Tony steps in the room closing it behind him to leave us alone. "How are you doing?"

I still wore his clothes he loaned me, they had felt too comfortable to change from. But I scooted to the edge of the bed patted it. "I feel good." I chirp. Though my head ached and my body felt like I was moving through syrup. I wouldn't tell him, he'd leave.

"You're still wearing my clothes." He grins.

"Do you want me to change?"

He frowns. "No, you look cute."

I feel my face flush, I haven't been complimented in...a while. It made my heart flutter.
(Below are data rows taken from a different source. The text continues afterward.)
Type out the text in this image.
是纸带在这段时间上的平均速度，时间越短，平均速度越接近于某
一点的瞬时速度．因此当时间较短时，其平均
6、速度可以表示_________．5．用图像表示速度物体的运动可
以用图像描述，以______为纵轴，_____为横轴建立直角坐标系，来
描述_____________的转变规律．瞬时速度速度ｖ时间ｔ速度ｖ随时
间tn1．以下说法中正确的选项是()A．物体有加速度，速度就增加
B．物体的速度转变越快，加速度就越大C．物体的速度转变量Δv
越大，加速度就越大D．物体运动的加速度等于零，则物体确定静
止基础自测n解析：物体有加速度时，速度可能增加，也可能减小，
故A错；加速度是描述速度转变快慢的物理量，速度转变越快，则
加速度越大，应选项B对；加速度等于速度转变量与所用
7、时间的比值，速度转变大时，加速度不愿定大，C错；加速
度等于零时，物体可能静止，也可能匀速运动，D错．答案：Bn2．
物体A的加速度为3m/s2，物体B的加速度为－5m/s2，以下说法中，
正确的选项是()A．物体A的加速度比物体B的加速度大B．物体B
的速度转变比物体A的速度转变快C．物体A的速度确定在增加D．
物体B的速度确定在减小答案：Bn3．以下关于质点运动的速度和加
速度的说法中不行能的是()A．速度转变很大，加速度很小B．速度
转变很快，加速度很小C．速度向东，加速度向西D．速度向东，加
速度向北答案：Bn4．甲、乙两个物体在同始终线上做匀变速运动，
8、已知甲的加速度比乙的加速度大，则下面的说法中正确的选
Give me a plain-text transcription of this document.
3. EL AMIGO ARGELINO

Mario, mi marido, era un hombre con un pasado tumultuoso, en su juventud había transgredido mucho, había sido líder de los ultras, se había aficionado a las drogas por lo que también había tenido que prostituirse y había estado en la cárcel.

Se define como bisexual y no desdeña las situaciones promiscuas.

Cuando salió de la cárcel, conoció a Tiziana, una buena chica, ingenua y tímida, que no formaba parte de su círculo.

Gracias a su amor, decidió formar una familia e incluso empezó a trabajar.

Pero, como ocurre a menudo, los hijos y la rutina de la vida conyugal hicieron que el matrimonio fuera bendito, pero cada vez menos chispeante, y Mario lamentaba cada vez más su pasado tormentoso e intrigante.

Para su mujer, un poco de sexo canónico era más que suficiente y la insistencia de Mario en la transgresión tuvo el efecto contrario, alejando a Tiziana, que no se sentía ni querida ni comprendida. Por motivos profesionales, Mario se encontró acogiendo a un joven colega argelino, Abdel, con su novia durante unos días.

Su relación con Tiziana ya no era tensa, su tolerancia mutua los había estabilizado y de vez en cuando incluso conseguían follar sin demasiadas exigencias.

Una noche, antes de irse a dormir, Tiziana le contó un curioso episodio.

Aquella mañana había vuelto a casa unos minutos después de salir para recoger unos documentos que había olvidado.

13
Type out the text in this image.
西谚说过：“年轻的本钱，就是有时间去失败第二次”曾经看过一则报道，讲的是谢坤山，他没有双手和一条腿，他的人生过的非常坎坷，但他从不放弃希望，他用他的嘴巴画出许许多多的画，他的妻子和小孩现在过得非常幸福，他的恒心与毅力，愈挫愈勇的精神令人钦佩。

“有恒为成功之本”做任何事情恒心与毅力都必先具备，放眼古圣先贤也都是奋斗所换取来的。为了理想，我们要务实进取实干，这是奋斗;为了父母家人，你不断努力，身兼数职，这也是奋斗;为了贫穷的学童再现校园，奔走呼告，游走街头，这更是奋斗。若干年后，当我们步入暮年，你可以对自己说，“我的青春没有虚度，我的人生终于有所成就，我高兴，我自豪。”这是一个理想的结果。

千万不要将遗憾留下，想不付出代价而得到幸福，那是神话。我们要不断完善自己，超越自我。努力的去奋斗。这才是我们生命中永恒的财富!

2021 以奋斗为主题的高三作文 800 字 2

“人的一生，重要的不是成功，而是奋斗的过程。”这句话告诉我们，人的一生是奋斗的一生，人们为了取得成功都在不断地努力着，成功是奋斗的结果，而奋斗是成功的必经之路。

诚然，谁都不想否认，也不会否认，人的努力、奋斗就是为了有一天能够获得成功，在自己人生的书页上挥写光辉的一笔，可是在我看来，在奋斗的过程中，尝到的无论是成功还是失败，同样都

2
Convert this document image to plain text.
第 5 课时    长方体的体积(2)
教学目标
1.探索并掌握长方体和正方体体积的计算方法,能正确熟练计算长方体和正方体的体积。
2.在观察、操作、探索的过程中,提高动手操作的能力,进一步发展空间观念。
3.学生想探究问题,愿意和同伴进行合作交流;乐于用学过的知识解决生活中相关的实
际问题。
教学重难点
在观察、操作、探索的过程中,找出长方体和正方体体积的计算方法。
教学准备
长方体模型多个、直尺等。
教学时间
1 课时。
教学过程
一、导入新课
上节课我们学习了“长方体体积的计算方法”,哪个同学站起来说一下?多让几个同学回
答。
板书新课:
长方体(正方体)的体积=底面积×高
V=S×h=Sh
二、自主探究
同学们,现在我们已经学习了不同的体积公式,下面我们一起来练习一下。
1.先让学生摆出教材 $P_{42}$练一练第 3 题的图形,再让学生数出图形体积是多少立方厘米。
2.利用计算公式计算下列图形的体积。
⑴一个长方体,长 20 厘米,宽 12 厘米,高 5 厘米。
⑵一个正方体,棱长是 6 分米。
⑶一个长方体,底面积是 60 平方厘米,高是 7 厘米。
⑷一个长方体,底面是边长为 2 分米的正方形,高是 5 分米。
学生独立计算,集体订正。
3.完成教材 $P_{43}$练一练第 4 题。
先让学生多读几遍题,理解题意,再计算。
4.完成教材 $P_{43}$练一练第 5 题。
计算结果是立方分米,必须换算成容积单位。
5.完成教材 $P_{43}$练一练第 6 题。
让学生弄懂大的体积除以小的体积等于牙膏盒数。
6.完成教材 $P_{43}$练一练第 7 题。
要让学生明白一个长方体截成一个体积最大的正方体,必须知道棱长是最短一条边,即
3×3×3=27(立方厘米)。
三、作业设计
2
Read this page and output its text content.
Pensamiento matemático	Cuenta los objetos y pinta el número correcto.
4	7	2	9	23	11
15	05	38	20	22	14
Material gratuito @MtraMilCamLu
He moves to sit next to me making us squeeze together. I giggle and turn on my side giving us more room and stare up at him. "How did you know where I lived?"

"I called your mother."

"I'm sorry about last night, I wasn't really myself." I blush again remembering how tweaked I had acted.

"It's fine, it was a nice town welcoming."

I laugh. "Then it was my pleasure."

My head aches and I press my face into his thigh, trying not to cry. I was a baby about these things.

"You're mom told me to ask you." He says quietly.

"About?"

"I asked her why you had seizures and fainted a lot and she told me to ask you."

I didn't reply. Thanks mom.

"You don't have to tell me, but I'd be nice to know so I know how to be careful with you."

Anger struck me. Of course I didn't want to tell you. I don't know you and you don't know me. Don't act like were friends.

But my heart melted at his consideration at the end.